If both watches are placed side to side for the sake of comparison, we will find that mechanical watches with their manual winding process have a much greater power reserve than automatic watches. In general, mechanical watches can store energy for extended periods. This time can range from 38 hours to about 72 hours. 

Automatic watches, on the other hand, have a much smaller power reserve when compared to mechanical ones. Their power reserves typically last for about 24 to 48 hours. 


This is not the easiest thing to say. Which watch will be more complex to use will depend on a whole host of different things. This includes the sophisticated and intricate features of the watch, its functions, and the mechanisms that have been incorporated into the design and the movement of the watch.

This is pretty straightforward, the more complications a watch might have, the more complex it will generally be. These can be a whole host of things including chronographs, calendars, alarms, etc. 

It has to be mentioned that both types of watches are complex in their own right because of the design choices and the features incorporated by the manufacturer. A lot of people think that automatic watches are more complex. This is because they have additional things like rotors and a sort of winding mechanism that converts the movement of the wearer’s wrist into a type of winding energy. 

While this does increase the total number of components inside the watch, it may not necessarily make it more complex. 

Other things that can add to the intricacies of a watch include the guilloche, hand engravings, and gem-setting as well. The overall complexity of a watch will depend on a multitude of factors. The design philosophy of the manufacturer is of prime importance here as this will inform how complex they make their watches. 
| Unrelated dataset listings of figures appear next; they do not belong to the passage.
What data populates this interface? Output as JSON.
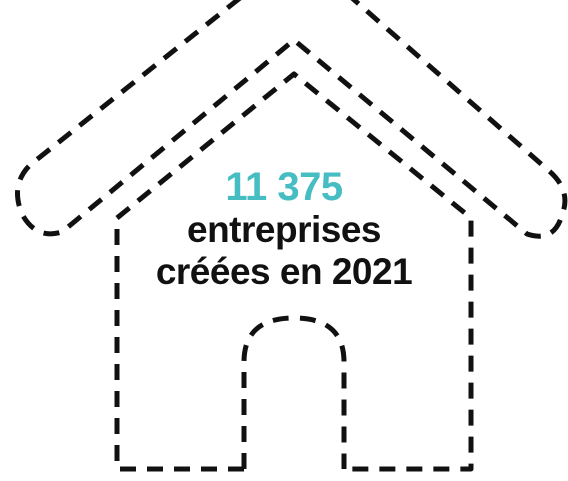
{
  "stat": {
    "number": "11 375",
    "line1": "entreprises",
    "line2": "créées en 2021"
  },
  "colors": {
    "accent": "#46bcc3",
    "text": "#111111",
    "stroke": "#111111",
    "background": "#ffffff"
  },
  "icon": "dashed-house-icon"
}
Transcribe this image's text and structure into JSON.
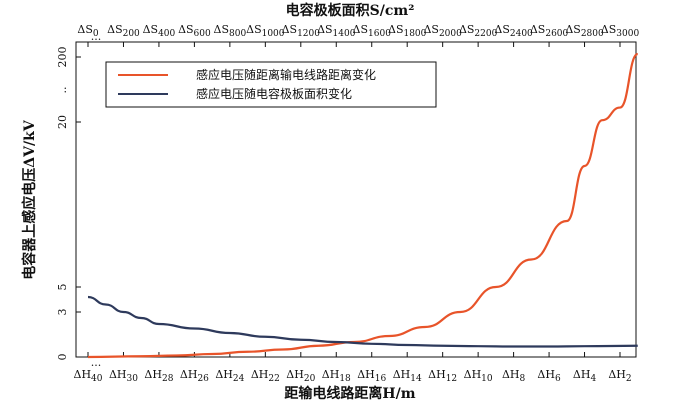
{
  "chart_data": {
    "type": "line",
    "title_top": "电容极板面积S/cm²",
    "xlabel": "距输电线路距离H/m",
    "ylabel": "电容器上感应电压ΔV/kV",
    "x_ticks_bottom": [
      "ΔH40",
      "ΔH30",
      "ΔH28",
      "ΔH26",
      "ΔH24",
      "ΔH22",
      "ΔH20",
      "ΔH18",
      "ΔH16",
      "ΔH14",
      "ΔH12",
      "ΔH10",
      "ΔH8",
      "ΔH6",
      "ΔH4",
      "ΔH2"
    ],
    "x_ticks_top": [
      "ΔS0",
      "ΔS200",
      "ΔS400",
      "ΔS600",
      "ΔS800",
      "ΔS1000",
      "ΔS1200",
      "ΔS1400",
      "ΔS1600",
      "ΔS1800",
      "ΔS2000",
      "ΔS2200",
      "ΔS2400",
      "ΔS2600",
      "ΔS2800",
      "ΔS3000"
    ],
    "y_ticks": [
      "0",
      "3",
      "5",
      "20",
      "200"
    ],
    "y_axis_break": "..",
    "x_axis_break": "...",
    "legend": {
      "position": "top-left",
      "entries": [
        "感应电压随距离输电线路距离变化",
        "感应电压随电容极板面积变化"
      ]
    },
    "grid": false,
    "series": [
      {
        "name": "感应电压随距离输电线路距离变化",
        "color": "#e8542a",
        "values": [
          0.0,
          0.05,
          0.1,
          0.2,
          0.35,
          0.5,
          0.75,
          1.0,
          1.4,
          2.0,
          3.0,
          5.0,
          7.5,
          11.0,
          16.0,
          25.0,
          60.0,
          210.0
        ],
        "x_index": [
          0,
          1.5,
          2.5,
          3.5,
          4.5,
          5.5,
          6.5,
          7.5,
          8.5,
          9.5,
          10.5,
          11.5,
          12.5,
          13.5,
          14.0,
          14.5,
          15.0,
          15.5
        ]
      },
      {
        "name": "感应电压随电容极板面积变化",
        "color": "#2e3a5c",
        "values": [
          4.2,
          3.6,
          3.0,
          2.6,
          2.2,
          1.9,
          1.6,
          1.35,
          1.15,
          1.0,
          0.88,
          0.8,
          0.75,
          0.72,
          0.7,
          0.7,
          0.72,
          0.75
        ],
        "x_index": [
          0,
          0.5,
          1,
          1.5,
          2,
          3,
          4,
          5,
          6,
          7,
          8,
          9,
          10,
          11,
          12,
          13,
          14,
          15.5
        ]
      }
    ]
  }
}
When we talk about watch servicing, we are talking about the cleaning, maintenance, and possible repairs a watch requires to keep it working properly and telling time accurately. In general, the process will involve cleaning all the individual components, taking apart the watch’s different parts, getting rid of dust and other undesirables, carefully inspecting the different components, and also repairing/replacing. 
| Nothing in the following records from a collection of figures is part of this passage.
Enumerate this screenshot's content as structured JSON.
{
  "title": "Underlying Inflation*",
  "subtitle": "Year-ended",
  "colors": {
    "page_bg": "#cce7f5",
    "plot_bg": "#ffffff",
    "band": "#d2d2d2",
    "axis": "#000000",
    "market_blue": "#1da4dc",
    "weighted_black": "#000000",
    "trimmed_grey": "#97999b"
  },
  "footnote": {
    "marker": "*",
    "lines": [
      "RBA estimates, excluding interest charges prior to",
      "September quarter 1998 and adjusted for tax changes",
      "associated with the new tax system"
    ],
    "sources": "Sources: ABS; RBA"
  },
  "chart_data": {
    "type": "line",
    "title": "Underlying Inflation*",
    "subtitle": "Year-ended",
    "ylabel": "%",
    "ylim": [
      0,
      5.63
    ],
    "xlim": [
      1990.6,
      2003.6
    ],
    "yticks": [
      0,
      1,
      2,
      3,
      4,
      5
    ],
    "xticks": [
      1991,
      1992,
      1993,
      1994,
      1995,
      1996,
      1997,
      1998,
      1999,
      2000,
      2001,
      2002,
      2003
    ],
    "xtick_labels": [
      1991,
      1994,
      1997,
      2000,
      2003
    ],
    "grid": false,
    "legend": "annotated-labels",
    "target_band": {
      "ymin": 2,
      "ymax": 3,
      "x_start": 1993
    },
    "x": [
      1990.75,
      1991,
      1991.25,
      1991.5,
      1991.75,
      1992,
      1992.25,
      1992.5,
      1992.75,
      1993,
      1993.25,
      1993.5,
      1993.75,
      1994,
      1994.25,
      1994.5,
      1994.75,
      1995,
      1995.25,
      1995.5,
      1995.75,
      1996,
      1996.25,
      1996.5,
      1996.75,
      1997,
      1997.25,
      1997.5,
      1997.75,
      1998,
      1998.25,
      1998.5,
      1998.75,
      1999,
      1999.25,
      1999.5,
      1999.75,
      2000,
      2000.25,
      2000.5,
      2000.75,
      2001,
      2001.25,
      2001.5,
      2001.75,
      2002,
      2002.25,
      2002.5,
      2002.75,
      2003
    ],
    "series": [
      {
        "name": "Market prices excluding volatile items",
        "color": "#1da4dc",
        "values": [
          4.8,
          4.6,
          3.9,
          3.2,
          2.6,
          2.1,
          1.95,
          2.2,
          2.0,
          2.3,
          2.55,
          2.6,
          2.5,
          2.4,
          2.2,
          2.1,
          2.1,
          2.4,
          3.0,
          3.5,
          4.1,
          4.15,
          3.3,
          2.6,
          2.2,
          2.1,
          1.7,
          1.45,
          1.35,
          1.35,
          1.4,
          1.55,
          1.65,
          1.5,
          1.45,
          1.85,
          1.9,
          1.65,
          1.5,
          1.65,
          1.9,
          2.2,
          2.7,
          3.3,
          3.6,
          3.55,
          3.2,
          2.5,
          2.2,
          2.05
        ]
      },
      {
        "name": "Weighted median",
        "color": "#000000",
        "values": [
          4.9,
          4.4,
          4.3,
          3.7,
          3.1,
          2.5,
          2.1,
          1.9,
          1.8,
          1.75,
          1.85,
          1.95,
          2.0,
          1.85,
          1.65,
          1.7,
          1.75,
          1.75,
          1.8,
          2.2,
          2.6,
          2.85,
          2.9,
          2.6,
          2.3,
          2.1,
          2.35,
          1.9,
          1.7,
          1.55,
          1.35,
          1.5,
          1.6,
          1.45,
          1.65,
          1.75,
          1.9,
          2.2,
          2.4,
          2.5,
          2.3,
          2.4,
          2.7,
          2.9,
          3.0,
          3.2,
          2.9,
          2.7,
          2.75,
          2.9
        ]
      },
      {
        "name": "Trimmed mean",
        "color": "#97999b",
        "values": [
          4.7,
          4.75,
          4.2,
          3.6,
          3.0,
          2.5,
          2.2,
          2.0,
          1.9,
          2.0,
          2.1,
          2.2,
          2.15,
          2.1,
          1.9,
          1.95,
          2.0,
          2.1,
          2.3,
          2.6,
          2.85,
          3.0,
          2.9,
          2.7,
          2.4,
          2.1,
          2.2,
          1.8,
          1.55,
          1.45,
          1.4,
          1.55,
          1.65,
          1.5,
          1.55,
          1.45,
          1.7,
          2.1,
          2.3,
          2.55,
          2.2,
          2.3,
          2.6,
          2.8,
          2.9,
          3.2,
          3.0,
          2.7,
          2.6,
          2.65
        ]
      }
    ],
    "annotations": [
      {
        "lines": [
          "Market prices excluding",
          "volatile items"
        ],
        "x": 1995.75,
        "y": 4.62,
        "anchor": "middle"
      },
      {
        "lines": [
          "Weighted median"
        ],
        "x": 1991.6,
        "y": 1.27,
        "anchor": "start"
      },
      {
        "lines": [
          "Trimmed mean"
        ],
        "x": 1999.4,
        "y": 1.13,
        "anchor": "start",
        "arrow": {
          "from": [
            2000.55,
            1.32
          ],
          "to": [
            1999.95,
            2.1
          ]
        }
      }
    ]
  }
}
It would not be too smart of us to say that one type of watch needs more servicing than the other. However, mechanical watches indeed tend to crave more attention. Take the mainspring for example. In mechanical watches, this needs to be wound up regularly. 

If the watches are not wound up regularly or if it is wound a bit too tightly, it may decrease the accuracy of the watch and it can even cause damage to the watch’s movement. 

Automatic watches do not need as regular maintenance as mechanical ones. This is because they are self-winding machines. It depends on the individual watch, but in general, automatic watches will only need servicing about every 5 to 10 years. 

Frequently Asked Questions

Are Automatic Watches Better Than Mechanical Ones?

Automatic watches use a self-winding mechanism whereas mechanical watches use mechanical movements. In such terms, automatic watches are better.

Do Mechanical Watches Last Longer?

With care, mechanical watches last a lifetime and sometimes more than that.